April 22, 2013
Seven Not-So-Fun Facts About the Costs of Public Education. I was in the midst of writing this for posting on Income Tax Day when last Monday’s tragedy occurred.
For many years we have expressed education expenditures as “per-pupil spending.” This is a reasonably good way to frame the numbers, though controversy sometimes arises over what is included and what isn’t. The following is a list of different angles on the same spending. All the figures cited are for 2010, courtesy of the National Center of Education Statistics, the Bureau of Labor Statistics, and the U.S. Census Bureau.
1) Revenues collected by governments for public education in the United States totaled $593.7 billion. About $261.4 billion came from local sources, $258.2 billion from state sources, and $74 billion from federal sources.
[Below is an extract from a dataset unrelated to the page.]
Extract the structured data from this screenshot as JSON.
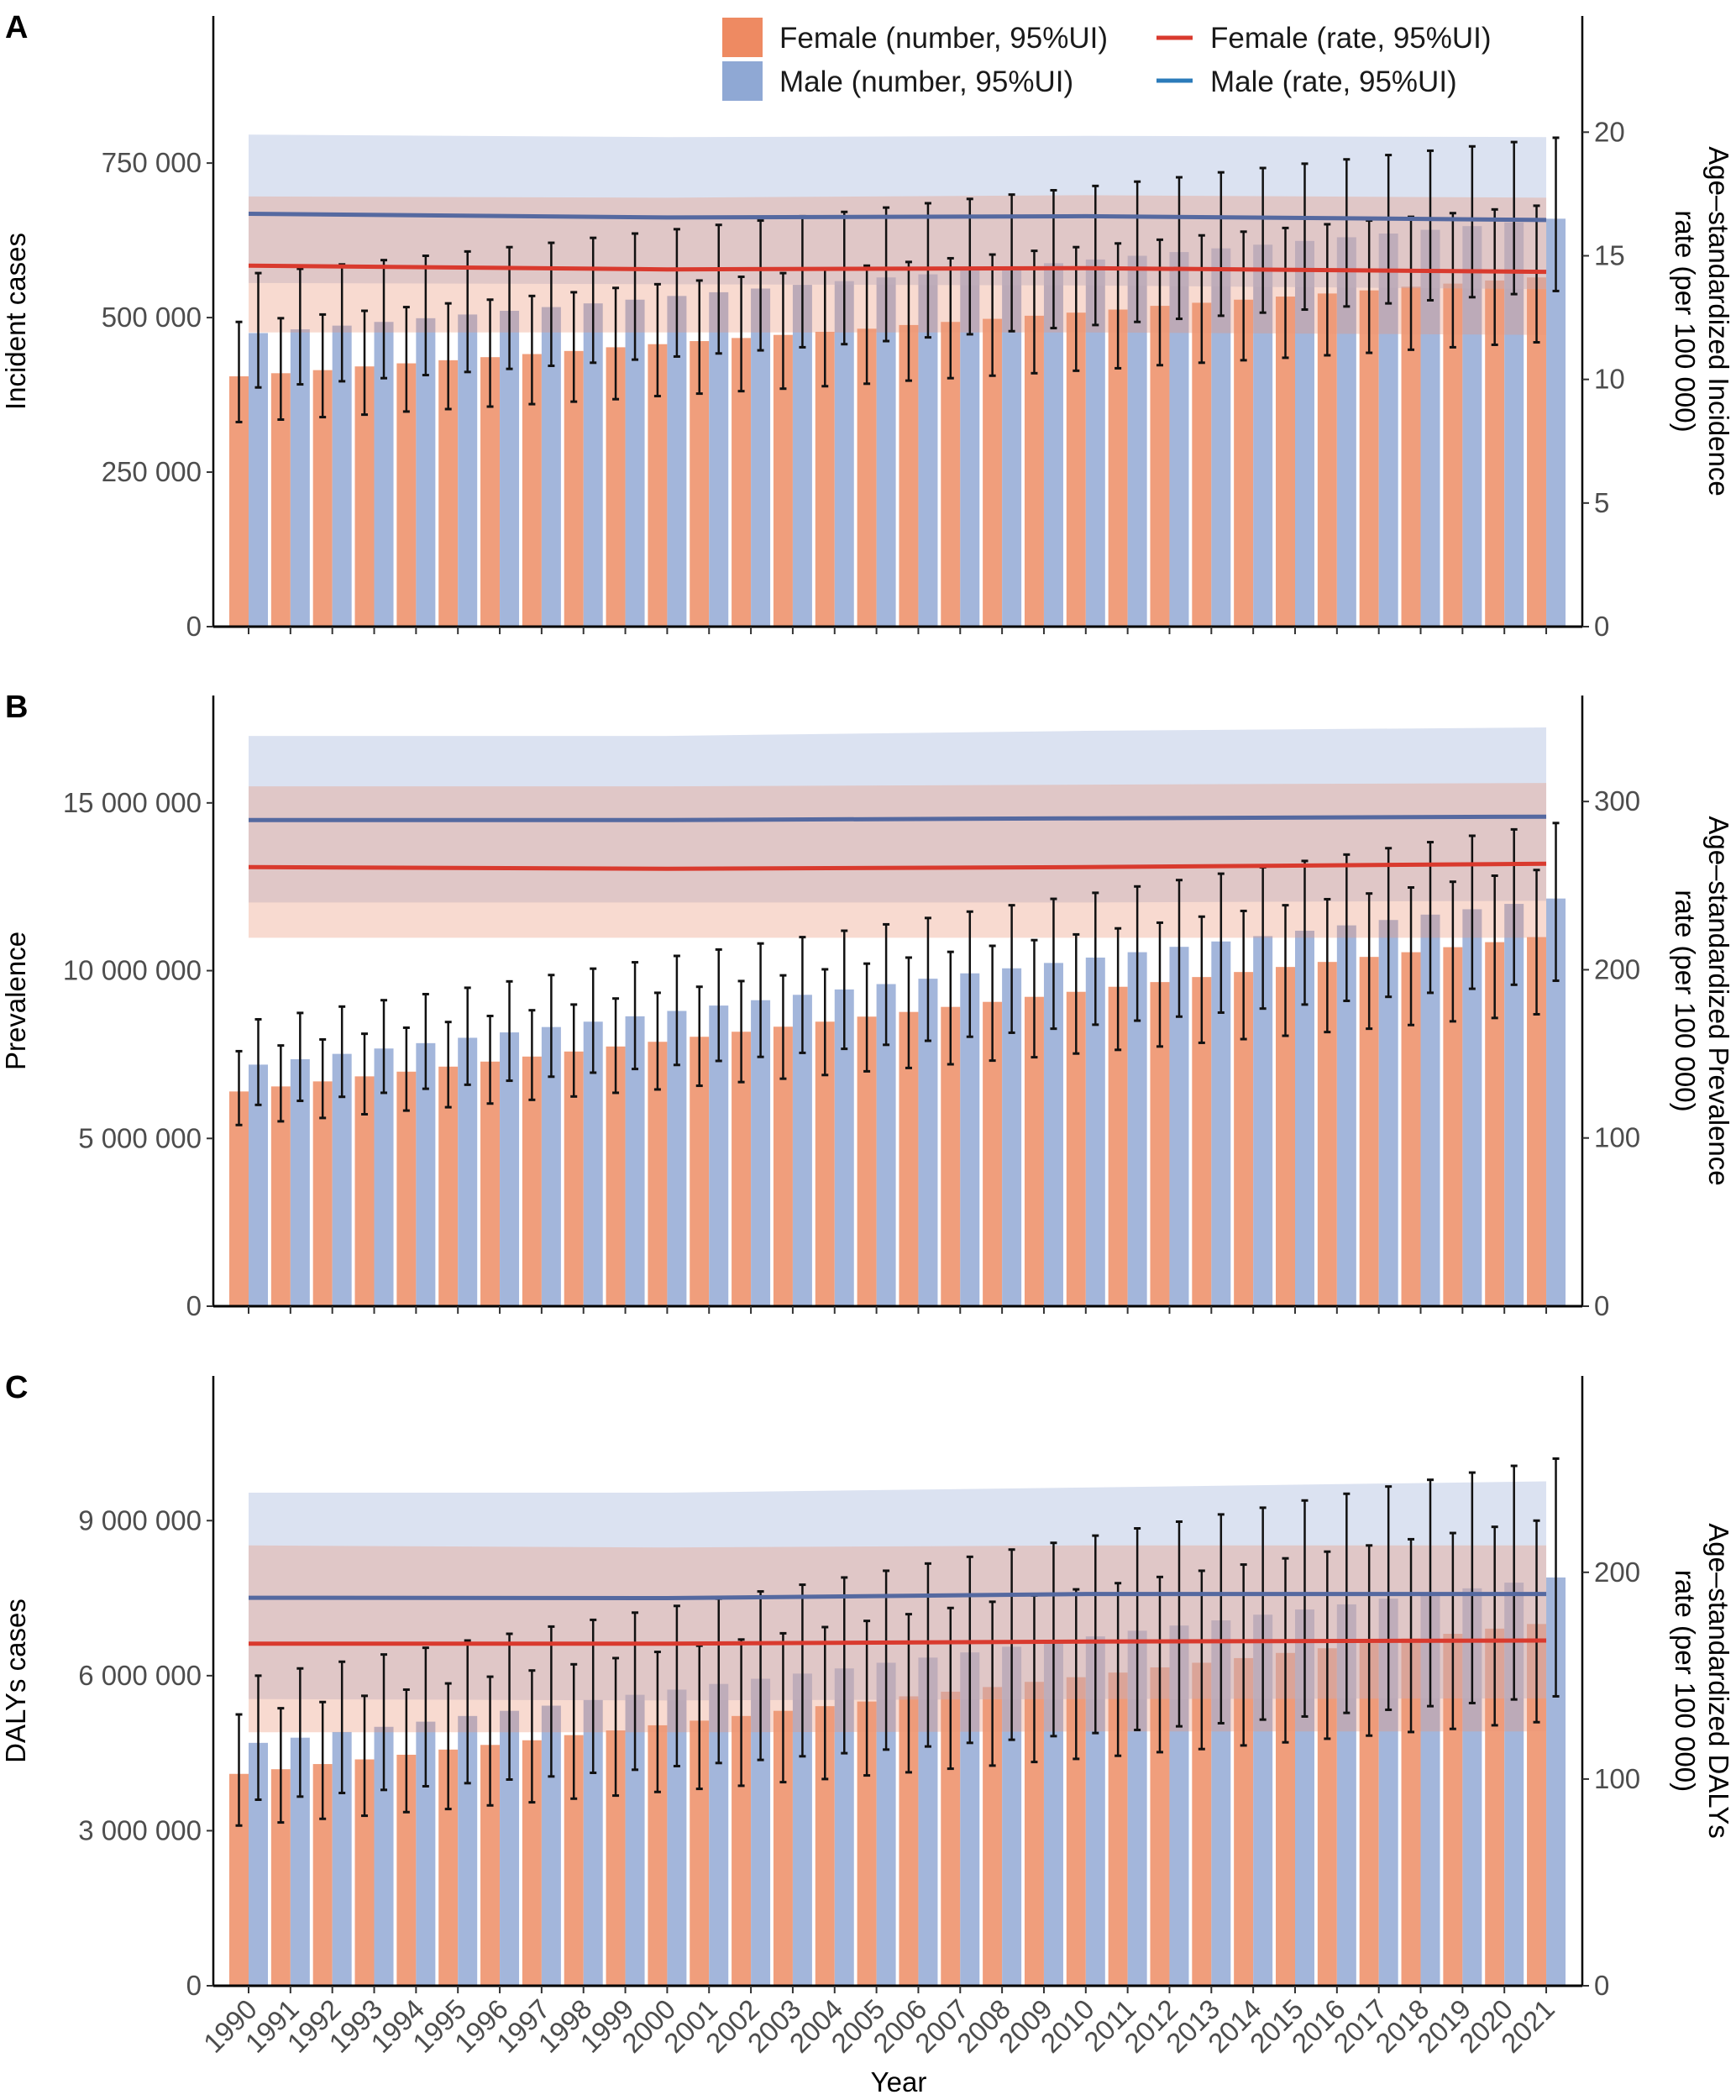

2) That’s about $1,922 from each and every American.
3) Or $2,531 from each adult, 18 and older.
4) Or $4,567 from each non-farm American worker on a payroll.
5) That amounts to 11.4 percent of the average worker’s salary, or $2.20 per hour.
6) The average American employee thus works almost one hour every day to fund public schools.
7) It would take the entire salary of 14,842,500 employees to pay for U.S. public schools, equivalent to the entire retail trade workforce.
Public education advocates often speak of school spending as an investment. It’s clear that our portfolio is heavily weighted in the education sector. The shareholders are understandably upset by weak ROIs and incessant margin calls. No wonder they responded by downsizing.
Last Week’s Intercepts. EIA’s daily blog, Intercepts, covered these topics April 16-22:
* The Evergreen Charter School Unionization Story. There you go again.
* Hawaii Pays for Performance Pay. That’s a pretty big carrot.
* Exclusive Video of Chicago Teachers Union Candidate Training. Look, it’s the queen of diamonds!
* Hedge Fund Hilarity. Fair share.
* Math Skills Not Required. We’re gonna need a bigger calculator.
Quote of the Week. “We don’t blame the firefighters when there’s a fire, and we don’t blame the police for crime! Why would we? Then why are educators being blamed for the struggles of our public schools? Let’s look at the policies and the policymakers instead of the people doing the work every day.” – Earl Wiman, current member of the National Education Association Executive Committee. (April 12 speech to the Virginia Education Association Delegate Assembly)
We pay firefighters to put out fires. We pay police officers to catch criminals. We pay teachers to educate children. NEA pays Wiman to obscure the issue.